Boosted Charge Transfer in Twinborn α‑(Mn2O3–MnO2) Heterostructures: Toward High-Rate and Ultralong-Life Zinc-Ion Batteries
journal contributionposted on 08.07.2020 by Jun Long, Fuhua Yang, Jing Cuan, Jingxing Wu, Zhanhong Yang, Hao Jiang, Rui Song, Wenlong Song, Jianfeng Mao, Zaiping Guo
Any type of content formally published in an academic journal, usually following a peer-review process.
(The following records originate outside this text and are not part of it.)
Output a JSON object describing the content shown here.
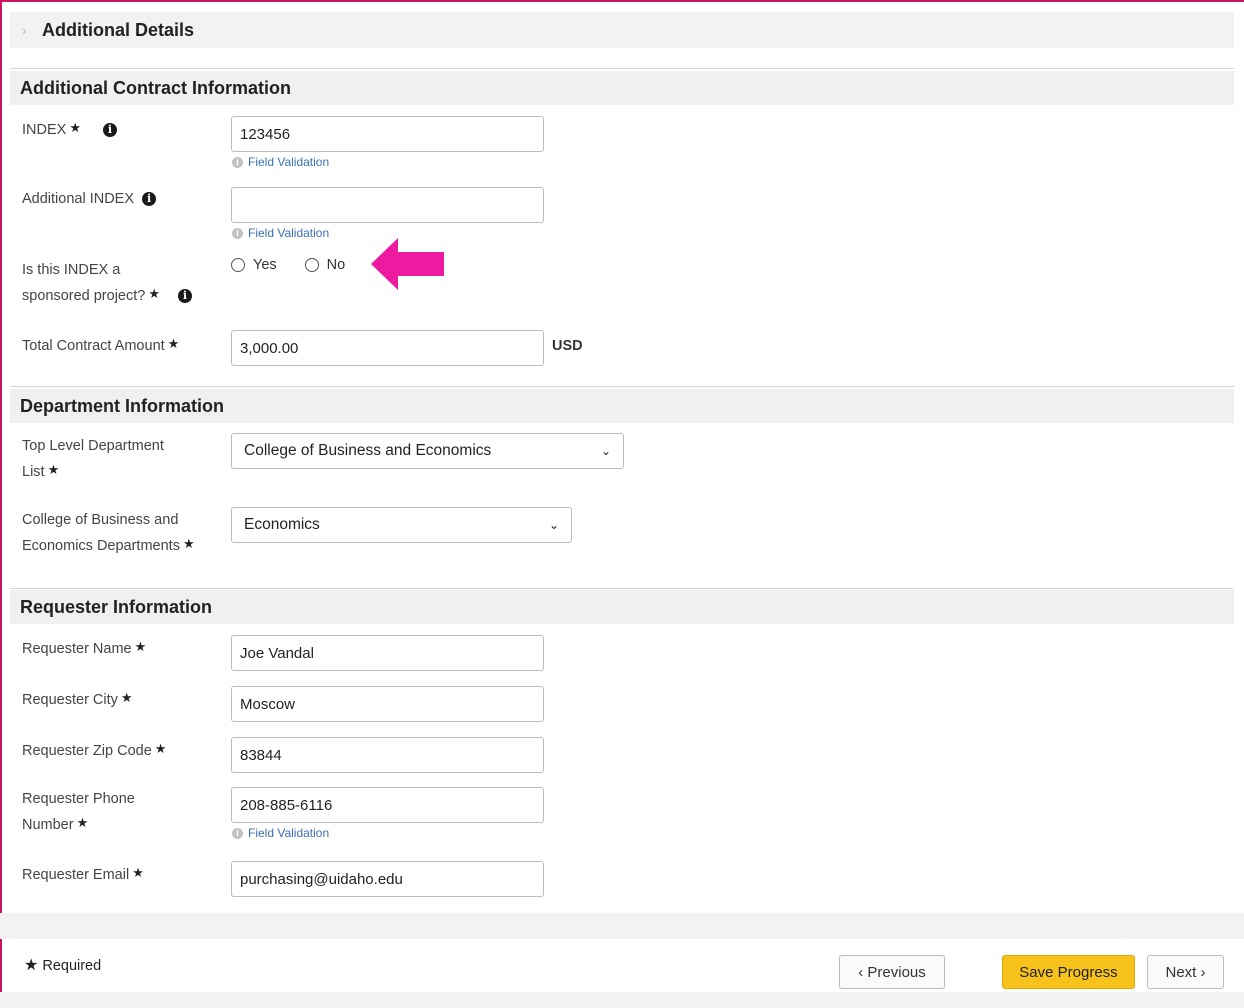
{
  "accordion": {
    "chevron": "›",
    "title": "Additional Details"
  },
  "sections": {
    "contract": "Additional Contract Information",
    "department": "Department Information",
    "requester": "Requester Information"
  },
  "fields": {
    "index": {
      "label": "INDEX",
      "value": "123456"
    },
    "additional_index": {
      "label": "Additional INDEX",
      "value": ""
    },
    "sponsored": {
      "label_line1": "Is this INDEX a",
      "label_line2": "sponsored project?",
      "options": [
        "Yes",
        "No"
      ]
    },
    "total_amount": {
      "label": "Total Contract Amount",
      "value": "3,000.00",
      "currency": "USD"
    },
    "top_dept": {
      "label_line1": "Top Level Department",
      "label_line2": "List",
      "value": "College of Business and Economics"
    },
    "college_dept": {
      "label_line1": "College of Business and",
      "label_line2": "Economics Departments",
      "value": "Economics"
    },
    "req_name": {
      "label": "Requester Name",
      "value": "Joe Vandal"
    },
    "req_city": {
      "label": "Requester City",
      "value": "Moscow"
    },
    "req_zip": {
      "label": "Requester Zip Code",
      "value": "83844"
    },
    "req_phone": {
      "label_line1": "Requester Phone",
      "label_line2": "Number",
      "value": "208-885-6116"
    },
    "req_email": {
      "label": "Requester Email",
      "value": "purchasing@uidaho.edu"
    }
  },
  "validation_text": "Field Validation",
  "star": "★",
  "info_glyph": "i",
  "validation_glyph": "i",
  "caret": "⌄",
  "footer": {
    "required": "Required",
    "previous": "‹ Previous",
    "save": "Save Progress",
    "next": "Next ›"
  },
  "colors": {
    "frame": "#c8175d",
    "annotation_arrow": "#ee1aa0",
    "save_button": "#f6c21b",
    "link": "#3b6fb6"
  },
  "icons": {
    "info": "info-circle-icon",
    "arrow": "pink-arrow-annotation",
    "caret": "chevron-down-icon"
  }
}
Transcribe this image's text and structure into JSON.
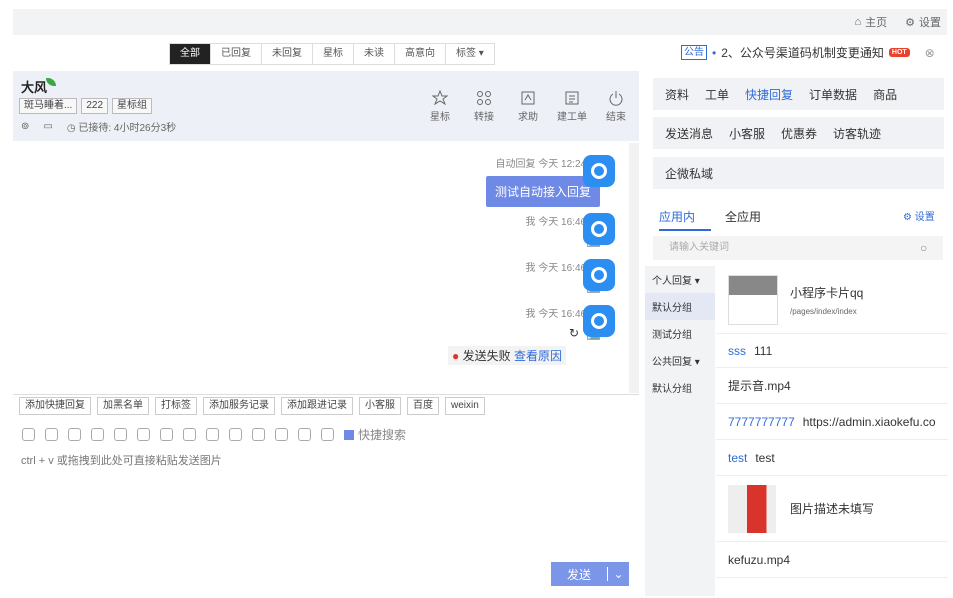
{
  "nav": {
    "home": "主页",
    "settings": "设置"
  },
  "filters": [
    "全部",
    "已回复",
    "未回复",
    "星标",
    "未读",
    "高意向",
    "标签 ▾"
  ],
  "notice": {
    "tag": "公告",
    "bullet": "•",
    "text": "2、公众号渠道码机制变更通知",
    "hot": "HOT"
  },
  "customer": {
    "name": "大风",
    "tags": [
      "斑马睡着...",
      "222",
      "星标组"
    ],
    "wait": "已接待: 4小时26分3秒"
  },
  "actions": [
    "星标",
    "转接",
    "求助",
    "建工单",
    "结束"
  ],
  "messages": [
    {
      "sender": "自动回复",
      "time": "今天 12:24:31",
      "text": "测试自动接入回复"
    },
    {
      "sender": "我",
      "time": "今天 16:46:24"
    },
    {
      "sender": "我",
      "time": "今天 16:46:25"
    },
    {
      "sender": "我",
      "time": "今天 16:46:26"
    }
  ],
  "fail": {
    "text": "发送失败",
    "link": "查看原因"
  },
  "toolbar": [
    "添加快捷回复",
    "加黑名单",
    "打标签",
    "添加服务记录",
    "添加跟进记录",
    "小客服",
    "百度",
    "weixin"
  ],
  "quick_search": "快捷搜索",
  "input_hint": "ctrl + v 或拖拽到此处可直接粘贴发送图片",
  "send": "发送",
  "right": {
    "tabs1": [
      "资料",
      "工单",
      "快捷回复",
      "订单数据",
      "商品"
    ],
    "tabs2": [
      "发送消息",
      "小客服",
      "优惠券",
      "访客轨迹"
    ],
    "tabs3": [
      "企微私域"
    ],
    "subtabs": [
      "应用内",
      "全应用"
    ],
    "settings": "设置",
    "search_placeholder": "请输入关键词",
    "groups": [
      "个人回复 ▾",
      "默认分组",
      "测试分组",
      "公共回复 ▾",
      "默认分组"
    ],
    "items": [
      {
        "title": "小程序卡片qq",
        "sub": "/pages/index/index"
      },
      {
        "key": "sss",
        "val": "111"
      },
      {
        "val": "提示音.mp4"
      },
      {
        "key": "7777777777",
        "val": "https://admin.xiaokefu.co..."
      },
      {
        "key": "test",
        "val": "test"
      },
      {
        "val": "图片描述未填写"
      },
      {
        "val": "kefuzu.mp4"
      }
    ]
  }
}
Aqueous ZIBs are one of the most promising next-generation rechargeable batteries because of the high capacity, high hydrogen evolution overpotential, and chemically stable reversible plating/stripping of the zinc electrode in the mild aqueous electrolyte. However, there are limited cathode materials that can store Zn2+ reversibly with superior cycling and rate capability. Herein, hierarchically porous nanorods composed of twinborn α-(Mn2O3–MnO2) heterostructures are proposed as a robust cathode for Zn storage. Thanks to the hierarchically porous nanorod morphology and the abundant interface of the heterostructures involving a built-in electric field, the as-obtained twinborn α-(Mn2O3–MnO2) electrode delivers a high capacity of 170 mA h g–1 for 2000 cycles at 500 mA g–1 and shows an excellent rate capability of up to 1.5 A g–1 with a capacity of 124 mA h g–1. The inspiring results achieved exhibit the enormous potential of the high-performance heterostructure cathode for fast and stable ZIBs.